La psychologie de la déshumanisation

Décrire les immigrés comme infestant un pays les marque moins qu’humains.

Dans un récent tweet, le président Donald Trump a déclaré que les démocrates veulent que les immigrés illégaux «pénètrent et infestent notre pays». Parler d’infestation est une escalade dans sa rhétorique déjà extrême contre les immigrants illégaux. Auparavant, Trump les appelait des criminels, des trafiquants de drogue et des violeurs, mais le terme «infestent» s’applique généralement aux essaims d’insectes et d’animaux qui causent des dommages et des maladies. Alors les immigrés sont moins qu’humains.

Le livre de David Livingstone Smith, Less Than Human , documente et analyse de nombreux cas de déshumanisation, la pratique de dépeindre des groupes de personnes comme dépourvus de l’essence des êtres humains. Les Européens et les Arabes considéraient les Africains comme des sous-hommes pour pouvoir les asservir. Les nazis ont dépeint les juifs comme des rats et des vermines afin d’encourager leur extermination. Au Rwanda, les Hutus ont qualifié les Tutsis de cafards afin de les marquer comme méritant une élimination.

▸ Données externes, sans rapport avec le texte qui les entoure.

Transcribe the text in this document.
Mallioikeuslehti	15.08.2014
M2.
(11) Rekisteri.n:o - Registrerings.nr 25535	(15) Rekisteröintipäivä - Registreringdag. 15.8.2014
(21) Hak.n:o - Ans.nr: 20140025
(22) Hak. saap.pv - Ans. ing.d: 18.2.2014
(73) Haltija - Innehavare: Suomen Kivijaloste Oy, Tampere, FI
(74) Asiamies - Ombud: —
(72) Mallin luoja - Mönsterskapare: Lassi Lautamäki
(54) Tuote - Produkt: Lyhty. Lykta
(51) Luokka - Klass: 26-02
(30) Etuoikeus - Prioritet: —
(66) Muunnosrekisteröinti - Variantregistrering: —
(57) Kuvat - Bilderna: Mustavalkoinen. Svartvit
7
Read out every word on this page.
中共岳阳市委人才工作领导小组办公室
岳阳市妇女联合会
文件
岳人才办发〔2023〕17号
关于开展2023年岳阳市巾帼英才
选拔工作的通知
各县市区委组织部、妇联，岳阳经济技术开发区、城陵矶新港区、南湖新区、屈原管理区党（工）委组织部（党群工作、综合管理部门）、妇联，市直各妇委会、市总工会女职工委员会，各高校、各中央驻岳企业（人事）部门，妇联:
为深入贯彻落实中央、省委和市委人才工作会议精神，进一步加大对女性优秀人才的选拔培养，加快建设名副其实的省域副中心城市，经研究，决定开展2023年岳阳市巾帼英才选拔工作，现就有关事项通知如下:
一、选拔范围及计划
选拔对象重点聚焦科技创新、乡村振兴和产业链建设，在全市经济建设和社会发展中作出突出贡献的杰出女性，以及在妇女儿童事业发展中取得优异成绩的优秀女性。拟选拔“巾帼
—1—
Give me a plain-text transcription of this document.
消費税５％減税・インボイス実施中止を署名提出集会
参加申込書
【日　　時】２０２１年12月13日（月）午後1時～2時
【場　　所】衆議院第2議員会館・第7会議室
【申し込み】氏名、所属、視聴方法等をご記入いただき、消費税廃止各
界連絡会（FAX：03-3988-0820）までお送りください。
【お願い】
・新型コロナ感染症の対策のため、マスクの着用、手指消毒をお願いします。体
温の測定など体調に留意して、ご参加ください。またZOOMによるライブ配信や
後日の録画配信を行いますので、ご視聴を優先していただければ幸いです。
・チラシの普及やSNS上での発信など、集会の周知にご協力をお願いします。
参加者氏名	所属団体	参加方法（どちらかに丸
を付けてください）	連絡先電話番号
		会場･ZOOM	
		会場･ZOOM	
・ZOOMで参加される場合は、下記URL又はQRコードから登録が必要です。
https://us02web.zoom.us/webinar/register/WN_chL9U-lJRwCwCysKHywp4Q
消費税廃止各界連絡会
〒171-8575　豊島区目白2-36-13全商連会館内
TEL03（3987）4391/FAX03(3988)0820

Quels sont les processus psychologiques à l’origine de la déshumanisation? Les processus cognitifs comprennent la catégorisation, l’imagerie et la métaphore. Le groupe déshumanisé est classé, non pas comme membre de l’espèce humaine, mais comme animal non humain. Les catégories utilisées ne sont pas seulement verbales, mais elles contiennent des images puissantes telles que les rats à long nez et les cafards grouillants. Dire que les immigrés sont des infestations n’est pas littéralement vrai, mais a métaphoriquement un impact substantiel.

L’impact est émotionnel. Le but des catégorisations, des images et des métaphores appliquées aux groupes déshumanisés est de générer les mêmes émotions que celles que les gens appliquent normalement aux agents non humains qui produisent des dommages et des maladies. La déshumanisation dépend des analogies émotionnelles qui transfèrent les sentiments négatifs qui accompagnent la vermine au groupe que le locuteur veut attaquer. Marquer systématiquement les immigrés, les juifs, les africains ou les tutsis comme des insectes transfère les émotions qui s’appliquent à la vermine au groupe de personnes méprisées. Caractériser les gens comme des animaux impurs, des proies ou des prédateurs emporte les émotions associées à ces catégories.

Les émotions transférées comprennent le dégoût, la peur, la haine et la colère. Celles-ci forment un paquet hideux qui peut être utilisé pour inspirer et justifier des mesures extrêmes contre des groupes méprisés, allant de la séparation des enfants de leurs parents à l’esclavage en passant par le gazage. Des groupes de personnes déshumanisants produisent une sorte de changement émotionnel de la Gestalt, remplaçant le respect et la compassion qui accompagnent normalement la reconnaissance des personnes en tant qu’êtres humains, avec un ensemble émotionnel différent qui s’applique aux espèces subhumaines menaçantes. Les campagnes de propagande ont été utilisées par les nazis, les Hutus et d’autres parties agressives pour provoquer ce type de changement émotionnel.

Comment lutter contre la déshumanisation? L’empathie est un outil de base, qui est aussi une sorte d’analogie émotionnelle. Se mettre dans la peau de quelqu’un d’autre vous aide à voir les autres comme analogues et, par conséquent, à mériter le même genre de droits de l’homme. À leur tour, les droits ne reposent pas sur une sorte d’essence humaine abstraite, mais sur le fait que tous les êtres humains ont les mêmes besoins fondamentaux. Celles-ci comprennent les besoins physiques en matière de nourriture, d’eau, de logement et de soins de santé, mais également les besoins psychologiques liés à la relation avec d’autres humains, à l’autonomie et à la compétence. Séparer les enfants de leurs parents les prive de leur capacité à satisfaire leurs besoins psychologiques. Il n’y a pas d’infestation d’enfants.

Les références

Ryan, RM et Deci, EL (2017). Théorie de l’autodétermination: Besoins psychologiques fondamentaux dans la motivation, le développement et le bien-être . New York: Guilford.

Smith, DL (2011). Moins qu’humain: pourquoi rabaisser, asservir et exterminer les autres . New York: St. Martin’s Press.

Thagard, P. (2006). Pensée chaude: Mécanismes et applications de la cognition émotionnelle . Cambridge, MA: MIT Press.

Thagard, P. (à paraître). Mind-society: Des cerveaux aux sciences sociales et aux professions Oxford: Oxford University Press.